This paper addresses the problem of designing a software architecture for an ontology-driven system for managing complex objects, aimed at ensuring efficient, adaptive, and explainable operation under conditions of dynamic workloads and heterogeneous resources. The relevance of the study is driven by the increasing complexity of modern information and communication infrastructures, particularly university corporate networks, which are characterized by high-intensity user requests, variability of workload profiles, and strict quality-of-service requirements.

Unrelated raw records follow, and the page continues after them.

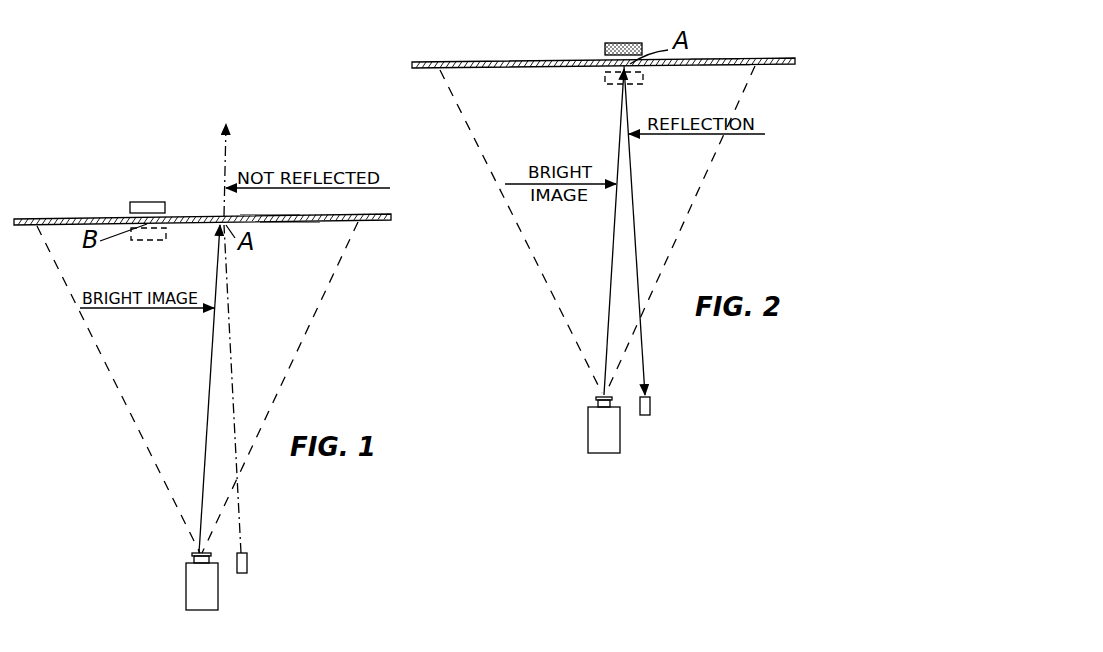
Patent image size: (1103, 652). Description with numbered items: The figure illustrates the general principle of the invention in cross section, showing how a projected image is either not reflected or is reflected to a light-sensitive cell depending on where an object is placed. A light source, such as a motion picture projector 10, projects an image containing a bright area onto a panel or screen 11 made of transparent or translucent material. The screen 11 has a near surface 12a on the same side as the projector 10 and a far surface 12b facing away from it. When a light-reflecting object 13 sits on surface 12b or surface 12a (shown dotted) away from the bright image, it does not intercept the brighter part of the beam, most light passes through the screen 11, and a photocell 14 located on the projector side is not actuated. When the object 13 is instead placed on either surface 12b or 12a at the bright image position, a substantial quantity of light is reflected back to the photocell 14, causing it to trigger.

In FIG. 1, the motion picture projector 10 is at (192, 594).
In FIG. 2, the motion picture projector 10 is at (592, 437).
In FIG. 1, the screen 11 is at (381, 225).
In FIG. 2, the screen 11 is at (457, 60).
In FIG. 1, the near-side surface 12a is at (292, 224).
In FIG. 2, the near-side surface 12a is at (721, 65).
In FIG. 1, the far-side surface 12b is at (268, 217).
In FIG. 2, the far-side surface 12b is at (712, 58).
In FIG. 1, the object 13 is at (165, 207).
In FIG. 2, the object 13 is at (641, 45).
In FIG. 1, the photocell 14 is at (246, 569).
In FIG. 2, the photocell 14 is at (648, 412).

An integrated approach is proposed that combines ontology-based modeling, mathematical methods for analysis and optimization, and software integration mechanisms within a unified multi-layer architecture. A formal model of an ontology-driven system is developed, providing a consistent representation of domain knowledge, dynamic data, and decision-making procedures. A dynamic load distribution model for terminal cluster centers is introduced, taking into account temporal characteristics of request flows, structural properties of the network, and multi-criteria constraints.
The software architecture of the system is substantiated, including data acquisition and preprocessing, ontology-based knowledge representation, semantic processing, analytical and optimization modules, integration mechanisms, and presentation components. A key feature of the architecture is the integration of declarative (ontology-based) and procedural (algorithmic) layers, enabling semantic interpretation of system states, application of logical reasoning mechanisms, and generation of well-founded control decisions.
The results demonstrate that combining knowledge-oriented approaches with mathematical modeling significantly improves load balancing efficiency, reduces response latency, and ensures more balanced utilization of computational and communication resources. The proposed approach is designed for integration into existing network management systems and can serve as a foundation for intelligent management of ICT infrastructures.
Future research directions include extending the models to handle uncertainty (e.g., interval and fuzzy representations), integrating machine learning techniques for workload prediction, and developing digital twins of network infrastructures for scenario-based analysis and strategic planning.